Besides the traditional Brightness (black-level) control, the P50X902 offers Gamma and Black Enhancement adjustments to help strike the right balance between deep blacks and clear reproduction of shadow details. I ended up setting Gamma and Black Enhancement to Medium and Middle, respectively.

PERFORMANCE

After basic calibration tamed the Hitachi's slightly too warm and oversaturated flesh tones, high-def cable-TV programs looked great on its 1080p screen. NBC's broadcast of the Summer Olympics offered a steady stream of crisp, brightly colored images to watch. The reds in the uniforms of the U.S. women's basketball team looked natural and appropriately saturated, while rich blues, neutral whites, and amazingly sharp details could be seen in the sequined swimsuits of the Russian synchronized-swimming team. The Blu-ray Disc of the romantic comedy Fool's Gold also looked sensational on the Hitachi. A wide shot of the Caribbean in the opening sequence was convincingly blue-green, and the bright yellows in the Hawaiian shirt worn by treasure-hunter Ben Finnegan (Matthew McConaughey) popped off the screen without looking unnatural. The set's blacks appeared to be solid, but just to make sure, I used an HDMI splitter to compare the Hitachi with a first-generation Pioneer Elite Kuro. On most programs, the Hitachi impressively matched the Kuro for color accuracy and contrast. But on very dark scenes - such as one in which Finnegan's ex-wife Tess (Kate Hudson) examines a shipwreck artifact on a yacht's deck at night - the Pioneer's superiority was apparent.

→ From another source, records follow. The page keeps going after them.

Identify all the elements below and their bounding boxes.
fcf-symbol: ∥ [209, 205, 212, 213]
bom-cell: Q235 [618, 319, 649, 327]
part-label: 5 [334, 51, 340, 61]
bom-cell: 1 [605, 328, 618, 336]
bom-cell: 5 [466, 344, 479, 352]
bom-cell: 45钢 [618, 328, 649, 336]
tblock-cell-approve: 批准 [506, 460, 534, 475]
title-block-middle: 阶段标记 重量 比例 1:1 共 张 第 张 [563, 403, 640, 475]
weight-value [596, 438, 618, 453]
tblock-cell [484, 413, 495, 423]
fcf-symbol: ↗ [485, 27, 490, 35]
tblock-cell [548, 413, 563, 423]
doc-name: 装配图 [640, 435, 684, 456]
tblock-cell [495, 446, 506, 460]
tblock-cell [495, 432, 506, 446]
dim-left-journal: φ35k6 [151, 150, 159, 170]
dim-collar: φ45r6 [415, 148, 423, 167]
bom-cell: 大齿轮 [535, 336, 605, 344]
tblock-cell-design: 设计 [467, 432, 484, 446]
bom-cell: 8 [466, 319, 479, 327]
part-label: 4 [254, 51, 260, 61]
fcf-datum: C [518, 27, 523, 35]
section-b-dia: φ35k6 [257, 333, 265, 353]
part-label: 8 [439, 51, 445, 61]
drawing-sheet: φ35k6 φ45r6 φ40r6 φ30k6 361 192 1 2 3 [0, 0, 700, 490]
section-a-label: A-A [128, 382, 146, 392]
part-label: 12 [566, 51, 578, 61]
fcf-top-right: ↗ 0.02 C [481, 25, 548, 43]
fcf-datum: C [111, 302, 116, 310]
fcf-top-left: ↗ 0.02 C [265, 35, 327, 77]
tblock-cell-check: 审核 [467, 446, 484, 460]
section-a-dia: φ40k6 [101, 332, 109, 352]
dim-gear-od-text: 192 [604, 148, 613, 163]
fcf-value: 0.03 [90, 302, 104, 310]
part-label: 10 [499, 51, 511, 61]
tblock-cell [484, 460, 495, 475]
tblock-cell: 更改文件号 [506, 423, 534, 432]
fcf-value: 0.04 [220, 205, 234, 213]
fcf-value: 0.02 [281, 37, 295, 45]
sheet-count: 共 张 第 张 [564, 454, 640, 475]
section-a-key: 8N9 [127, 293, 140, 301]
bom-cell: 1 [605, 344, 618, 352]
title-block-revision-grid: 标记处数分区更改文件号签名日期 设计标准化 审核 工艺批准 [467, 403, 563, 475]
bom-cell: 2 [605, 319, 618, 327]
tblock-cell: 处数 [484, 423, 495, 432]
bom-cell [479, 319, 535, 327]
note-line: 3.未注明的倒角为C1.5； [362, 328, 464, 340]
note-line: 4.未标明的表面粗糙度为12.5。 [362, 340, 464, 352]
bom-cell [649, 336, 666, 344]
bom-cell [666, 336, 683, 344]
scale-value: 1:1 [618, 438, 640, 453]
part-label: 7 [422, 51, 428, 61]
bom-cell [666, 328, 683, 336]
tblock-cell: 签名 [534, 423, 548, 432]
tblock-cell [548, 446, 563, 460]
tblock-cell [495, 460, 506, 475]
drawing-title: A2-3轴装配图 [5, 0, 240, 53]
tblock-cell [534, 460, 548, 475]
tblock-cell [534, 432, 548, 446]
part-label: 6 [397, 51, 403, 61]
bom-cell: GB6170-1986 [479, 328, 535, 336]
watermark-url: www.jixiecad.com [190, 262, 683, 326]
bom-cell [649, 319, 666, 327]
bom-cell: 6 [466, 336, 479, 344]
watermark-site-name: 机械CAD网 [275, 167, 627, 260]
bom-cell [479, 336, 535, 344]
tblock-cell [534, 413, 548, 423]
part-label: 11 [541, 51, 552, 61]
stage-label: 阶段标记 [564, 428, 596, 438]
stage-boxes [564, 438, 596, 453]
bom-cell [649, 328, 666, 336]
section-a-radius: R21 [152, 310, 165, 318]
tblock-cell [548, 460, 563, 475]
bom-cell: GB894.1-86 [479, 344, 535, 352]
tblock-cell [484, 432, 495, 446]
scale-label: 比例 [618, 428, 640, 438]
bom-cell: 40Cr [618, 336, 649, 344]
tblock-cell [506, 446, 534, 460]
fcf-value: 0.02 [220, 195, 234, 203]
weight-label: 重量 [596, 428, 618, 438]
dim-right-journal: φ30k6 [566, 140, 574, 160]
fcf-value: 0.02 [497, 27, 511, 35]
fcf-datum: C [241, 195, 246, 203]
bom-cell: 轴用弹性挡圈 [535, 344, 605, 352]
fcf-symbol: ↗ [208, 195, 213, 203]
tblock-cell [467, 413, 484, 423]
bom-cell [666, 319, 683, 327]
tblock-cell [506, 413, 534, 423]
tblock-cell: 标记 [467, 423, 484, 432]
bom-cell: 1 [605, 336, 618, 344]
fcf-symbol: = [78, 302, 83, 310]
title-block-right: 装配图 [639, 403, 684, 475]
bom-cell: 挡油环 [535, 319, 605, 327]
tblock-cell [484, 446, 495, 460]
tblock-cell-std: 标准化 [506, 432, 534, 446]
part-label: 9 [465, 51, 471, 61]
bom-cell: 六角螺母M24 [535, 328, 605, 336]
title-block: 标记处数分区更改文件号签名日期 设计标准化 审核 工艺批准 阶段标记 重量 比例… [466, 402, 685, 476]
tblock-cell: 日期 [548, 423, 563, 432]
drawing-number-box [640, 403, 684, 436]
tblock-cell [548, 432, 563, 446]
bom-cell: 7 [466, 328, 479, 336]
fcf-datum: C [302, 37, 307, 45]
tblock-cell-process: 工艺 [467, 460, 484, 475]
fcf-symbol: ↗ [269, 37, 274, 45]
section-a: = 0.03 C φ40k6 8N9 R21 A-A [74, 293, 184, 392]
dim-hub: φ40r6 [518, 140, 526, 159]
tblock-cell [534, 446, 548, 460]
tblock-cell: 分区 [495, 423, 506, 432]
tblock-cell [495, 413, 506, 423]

The Hitachi's Cinema 48 film mode - which performs 2:2 pulldown on 1080p/24-frame signals coming from a Blu-ray player and displays them at a 48-Hz refresh rate - did a great job of smoothing judder in a difficult pan-and-zoom sequence from Fool's Gold. (See the full Test Bench report on the next page.) And it handled standard-def material well - not the best I've seen, but also not the worst. There was no evidence of "jaggy" distortions on diagonal lines, and high-quality 480i and 480p DVD transfers delivered over a component-video connection looked clean with the set's noise-reduction processing turned off. (Since the Hitachi's NR and MPEG NR settings noticeably reduced picture detail, I left them off for most viewing.)

BOTTOM LINE

While its $3,695 list price is a little high, Hitachi's P50X902 represents a new level of performance and engineering prowess for the company. It can't beat Pioneer's plasmas (especially the '08 models) at reproducing deep-black shadows, but most people would be hard-pressed to tell the difference. Throw in the Hitachi's superior, user-friendly menu system and remote control, plus the set's cool aesthetics and swivel base, and you've got a TV worth taking a good look at.